10/19/16

Stores for Wars

I've read many, many "prepper" sites from all over the interwebs. Some advocate storing beans, rice, jars of bacon, and cans of tuna; some advise buying 5 gallon pre-sealed, pre-packed pails o' preps and a can o' seeds (NOW on sale!!); some prefer to can their own; and then there are the ones that think that all they need is LOTS a gun and LOTS some ammo.

And since opinions are like...um...well, I'm here to tell you mine!

Last shopping trip, I made a point of picking up a few things just in case our very own Big Brother manages to get us into a war sooner rather than later. I had only a couple of dollars to spare (Thank you, cars. Grrr.) What did I buy, you may ask?

Baking soda. Pickling salt. Bleach. Water in gallon jugs.

Let me explain my thinking.

Baking soda: You can use this to brush your teeth, scrub a pot, raise bread, or boil dried corn to nixtamalize it and turn it into hominy, masa, etc. It puts out fires, neutralizes acids, and is also good for upset tummies. Costs about 50 cents for the name brand, 25 cents if you're cheap.

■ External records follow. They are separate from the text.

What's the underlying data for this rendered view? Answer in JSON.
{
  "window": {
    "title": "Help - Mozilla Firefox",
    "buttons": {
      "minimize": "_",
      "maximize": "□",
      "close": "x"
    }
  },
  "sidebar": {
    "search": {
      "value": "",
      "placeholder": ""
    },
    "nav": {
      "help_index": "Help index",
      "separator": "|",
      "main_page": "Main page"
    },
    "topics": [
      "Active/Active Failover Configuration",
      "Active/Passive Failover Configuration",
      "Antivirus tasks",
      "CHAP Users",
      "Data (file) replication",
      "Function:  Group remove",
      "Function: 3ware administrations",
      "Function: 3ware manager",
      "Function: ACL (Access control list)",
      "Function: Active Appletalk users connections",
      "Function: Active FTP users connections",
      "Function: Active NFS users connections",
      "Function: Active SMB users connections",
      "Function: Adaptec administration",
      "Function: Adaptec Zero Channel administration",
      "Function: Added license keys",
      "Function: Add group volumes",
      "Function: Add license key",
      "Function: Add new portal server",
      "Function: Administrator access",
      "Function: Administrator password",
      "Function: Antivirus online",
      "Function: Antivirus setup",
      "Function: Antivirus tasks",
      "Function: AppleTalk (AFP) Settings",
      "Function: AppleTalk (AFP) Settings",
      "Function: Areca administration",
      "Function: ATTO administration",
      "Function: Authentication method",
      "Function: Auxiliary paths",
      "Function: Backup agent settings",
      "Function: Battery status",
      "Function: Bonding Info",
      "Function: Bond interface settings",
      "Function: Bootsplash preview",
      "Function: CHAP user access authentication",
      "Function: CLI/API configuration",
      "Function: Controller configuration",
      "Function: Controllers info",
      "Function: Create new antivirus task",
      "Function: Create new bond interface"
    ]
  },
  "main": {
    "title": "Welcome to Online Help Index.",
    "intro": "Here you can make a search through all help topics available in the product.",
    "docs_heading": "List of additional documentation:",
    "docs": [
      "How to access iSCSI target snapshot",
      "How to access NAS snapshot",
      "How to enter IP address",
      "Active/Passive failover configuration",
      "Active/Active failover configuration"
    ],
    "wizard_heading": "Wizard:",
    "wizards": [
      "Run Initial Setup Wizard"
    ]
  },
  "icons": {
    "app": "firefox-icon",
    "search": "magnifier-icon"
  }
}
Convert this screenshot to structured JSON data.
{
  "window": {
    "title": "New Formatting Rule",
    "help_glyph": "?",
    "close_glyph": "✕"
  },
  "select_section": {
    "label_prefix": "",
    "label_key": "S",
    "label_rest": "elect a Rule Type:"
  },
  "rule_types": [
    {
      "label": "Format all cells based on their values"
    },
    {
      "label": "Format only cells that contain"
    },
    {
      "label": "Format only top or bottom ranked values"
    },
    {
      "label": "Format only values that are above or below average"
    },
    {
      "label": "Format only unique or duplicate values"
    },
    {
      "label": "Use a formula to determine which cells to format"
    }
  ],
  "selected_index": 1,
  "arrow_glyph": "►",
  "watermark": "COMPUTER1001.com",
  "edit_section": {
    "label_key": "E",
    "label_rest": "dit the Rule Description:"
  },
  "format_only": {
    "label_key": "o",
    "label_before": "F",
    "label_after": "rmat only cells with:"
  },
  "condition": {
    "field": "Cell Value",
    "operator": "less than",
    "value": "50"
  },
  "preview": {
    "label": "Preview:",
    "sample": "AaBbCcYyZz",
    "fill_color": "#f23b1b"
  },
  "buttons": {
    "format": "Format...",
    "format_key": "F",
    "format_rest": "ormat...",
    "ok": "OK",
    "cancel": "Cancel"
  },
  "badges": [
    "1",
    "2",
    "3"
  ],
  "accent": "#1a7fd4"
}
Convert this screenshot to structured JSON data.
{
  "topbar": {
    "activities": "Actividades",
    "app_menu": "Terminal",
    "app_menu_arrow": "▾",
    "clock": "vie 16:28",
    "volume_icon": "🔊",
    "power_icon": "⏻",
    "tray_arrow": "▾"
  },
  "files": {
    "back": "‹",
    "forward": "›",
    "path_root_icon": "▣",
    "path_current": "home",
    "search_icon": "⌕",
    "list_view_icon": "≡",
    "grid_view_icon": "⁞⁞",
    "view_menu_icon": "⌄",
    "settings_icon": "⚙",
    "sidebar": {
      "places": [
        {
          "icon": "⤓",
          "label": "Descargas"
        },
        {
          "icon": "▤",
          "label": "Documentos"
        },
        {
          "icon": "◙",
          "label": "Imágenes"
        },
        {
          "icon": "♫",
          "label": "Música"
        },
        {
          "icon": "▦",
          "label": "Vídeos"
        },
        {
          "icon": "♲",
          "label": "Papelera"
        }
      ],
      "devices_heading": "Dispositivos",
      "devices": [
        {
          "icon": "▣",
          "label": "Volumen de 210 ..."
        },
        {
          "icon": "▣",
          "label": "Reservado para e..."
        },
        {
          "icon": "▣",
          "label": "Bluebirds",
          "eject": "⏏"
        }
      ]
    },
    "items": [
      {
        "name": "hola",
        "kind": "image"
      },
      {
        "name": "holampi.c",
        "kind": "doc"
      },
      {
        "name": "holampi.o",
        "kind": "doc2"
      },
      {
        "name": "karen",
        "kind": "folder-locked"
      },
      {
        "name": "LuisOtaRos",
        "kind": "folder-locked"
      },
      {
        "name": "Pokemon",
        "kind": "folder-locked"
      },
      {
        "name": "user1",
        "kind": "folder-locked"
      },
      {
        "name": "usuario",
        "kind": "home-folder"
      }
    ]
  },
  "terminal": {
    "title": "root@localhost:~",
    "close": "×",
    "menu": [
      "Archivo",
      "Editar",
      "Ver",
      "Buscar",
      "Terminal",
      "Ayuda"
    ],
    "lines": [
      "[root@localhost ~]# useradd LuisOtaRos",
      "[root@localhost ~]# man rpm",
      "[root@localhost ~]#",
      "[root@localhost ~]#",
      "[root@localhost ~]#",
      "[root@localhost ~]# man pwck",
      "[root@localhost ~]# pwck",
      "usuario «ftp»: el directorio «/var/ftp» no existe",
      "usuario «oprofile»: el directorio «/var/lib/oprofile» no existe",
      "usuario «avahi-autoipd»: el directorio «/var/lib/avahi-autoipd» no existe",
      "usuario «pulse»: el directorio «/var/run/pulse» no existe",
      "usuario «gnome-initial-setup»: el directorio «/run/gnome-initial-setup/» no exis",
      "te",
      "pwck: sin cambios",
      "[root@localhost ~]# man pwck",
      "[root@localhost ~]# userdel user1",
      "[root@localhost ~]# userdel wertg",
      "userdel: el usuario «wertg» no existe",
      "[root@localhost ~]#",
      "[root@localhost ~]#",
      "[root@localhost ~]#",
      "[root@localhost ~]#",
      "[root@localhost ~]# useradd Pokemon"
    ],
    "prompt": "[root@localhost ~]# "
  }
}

Pickling salt: This is salt with no additives. A 20% brine (2/3 cup salt per gallon of water, boiled together, in a glass or enamel pot: NOT metal) will preserve pork or beef (or venison). Fish can be layered in dry salt to preserve it. Use it to make sauerkraut or pickles. Salt can be also be used as a scrub to sterilize wooden implements. Costs about $1.50 for a 4# box.

Bleach: This can be used to disinfect water for drinking, clean dishes after scrubbing them, diluted to wash down wounds, used to clean floors...and it will keep your white clothes looking good! $2.50 for a gallon of the store brand.

Water in jugs: Most people don't realize that one of the first things to go if there is an extended power outage/EMP is the water supply (and the sewers; more on that another time). Without water, you can't cook, wash, flush the toilet, get a drink...you get the idea. People die from lack of water. Think Hurricane Katrina. Even if water is still coming from the taps if things go bad, are you sure that it has been properly disinfected? We are lucky that in most of America there are sources of water everywhere (swimming pools, decorative fountains, golf courses, lakes, rivers, even springs and wells). Most of them have this in common: you wouldn't want to just drink the water the way you find it! That is where the water in jugs comes in handy.

Purified water in jugs gives you 1: Water to keep you going (if the water goes off) until you can get more, and 2: a container to either transport water to a new container, hold it while you disinfect it (see:Bleach, above,) or store it once it is usable. No, the plastic jugs aren't perfect and certainly won't last forever, but they're good for getting you started. Cost: 60 cents for store brand spring water.

(I'm still hoping the adults will take over the asylum before things get to the point of war, but it's better to be safe than sorry.)